Hukuman qishash hanya boleh dilakukan oleh pihak yang berwajib dari pemerintahan baik dari presiden maupun yang mewakilinya. Tidak boleh bagi masyarakat awam untuk menjalankan hukum qishash kepada pelaku pembunuhan tanpa izin dari pihak berwajib. Dan pihak berwajib boleh menghukum pihak atau masyarakat yang membunuh pelaku pembunuhan yang beralasan mendirikan hukum qishash kepada pelaku pembunuhan. (Asy-Syairazi Abu Ishaq, al-Muhadzab [Kairo: Darul Hadits, 2003] juz III, halaman 191).
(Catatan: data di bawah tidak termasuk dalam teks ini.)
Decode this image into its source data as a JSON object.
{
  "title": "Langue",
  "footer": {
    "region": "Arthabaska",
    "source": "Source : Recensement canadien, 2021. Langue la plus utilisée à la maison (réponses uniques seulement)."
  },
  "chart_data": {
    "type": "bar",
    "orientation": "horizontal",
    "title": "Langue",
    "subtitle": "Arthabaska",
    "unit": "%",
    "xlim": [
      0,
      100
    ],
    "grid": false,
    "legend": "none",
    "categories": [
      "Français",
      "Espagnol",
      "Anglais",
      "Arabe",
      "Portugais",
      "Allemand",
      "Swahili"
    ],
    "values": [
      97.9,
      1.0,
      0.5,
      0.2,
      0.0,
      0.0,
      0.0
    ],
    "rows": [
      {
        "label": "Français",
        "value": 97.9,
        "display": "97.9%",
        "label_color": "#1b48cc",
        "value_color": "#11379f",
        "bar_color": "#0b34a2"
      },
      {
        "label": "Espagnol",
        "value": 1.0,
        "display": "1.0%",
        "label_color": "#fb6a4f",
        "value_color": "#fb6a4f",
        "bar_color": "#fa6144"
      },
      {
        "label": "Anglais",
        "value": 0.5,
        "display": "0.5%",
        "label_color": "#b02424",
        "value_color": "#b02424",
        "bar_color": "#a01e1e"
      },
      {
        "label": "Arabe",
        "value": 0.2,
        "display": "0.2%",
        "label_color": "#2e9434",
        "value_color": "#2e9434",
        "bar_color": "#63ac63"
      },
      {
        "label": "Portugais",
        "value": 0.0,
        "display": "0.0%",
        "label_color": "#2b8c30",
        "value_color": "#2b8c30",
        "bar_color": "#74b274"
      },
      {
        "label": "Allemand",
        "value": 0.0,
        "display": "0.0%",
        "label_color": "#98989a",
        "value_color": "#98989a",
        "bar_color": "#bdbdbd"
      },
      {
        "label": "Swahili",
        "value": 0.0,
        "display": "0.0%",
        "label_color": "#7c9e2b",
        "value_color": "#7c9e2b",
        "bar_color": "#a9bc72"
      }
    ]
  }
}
Simpulan di sini adalah dalam kasus pembunuhan yang terjadi di Indonesia akhir-akhir ini baik seorang muslim yang membunuh nonmuslim maupun sebaliknya adalah kewenangan bagi pihak berwajib dari pemerintahan. Kita harus memasrahkan kepada hukum yang berlaku karena hukuman mati dalam islam berlandaskan kepada ijtihad pihak yang berwajib.


Dalam hukum islam, hukuman qishash dapat digugurkan ketika pembunuh mendapatkan ampunan dari keluarga korban pembunuhan, berakad damai dengan membayar diyat, ataupun matinya pelaku pembunuhan sebelum dihukum.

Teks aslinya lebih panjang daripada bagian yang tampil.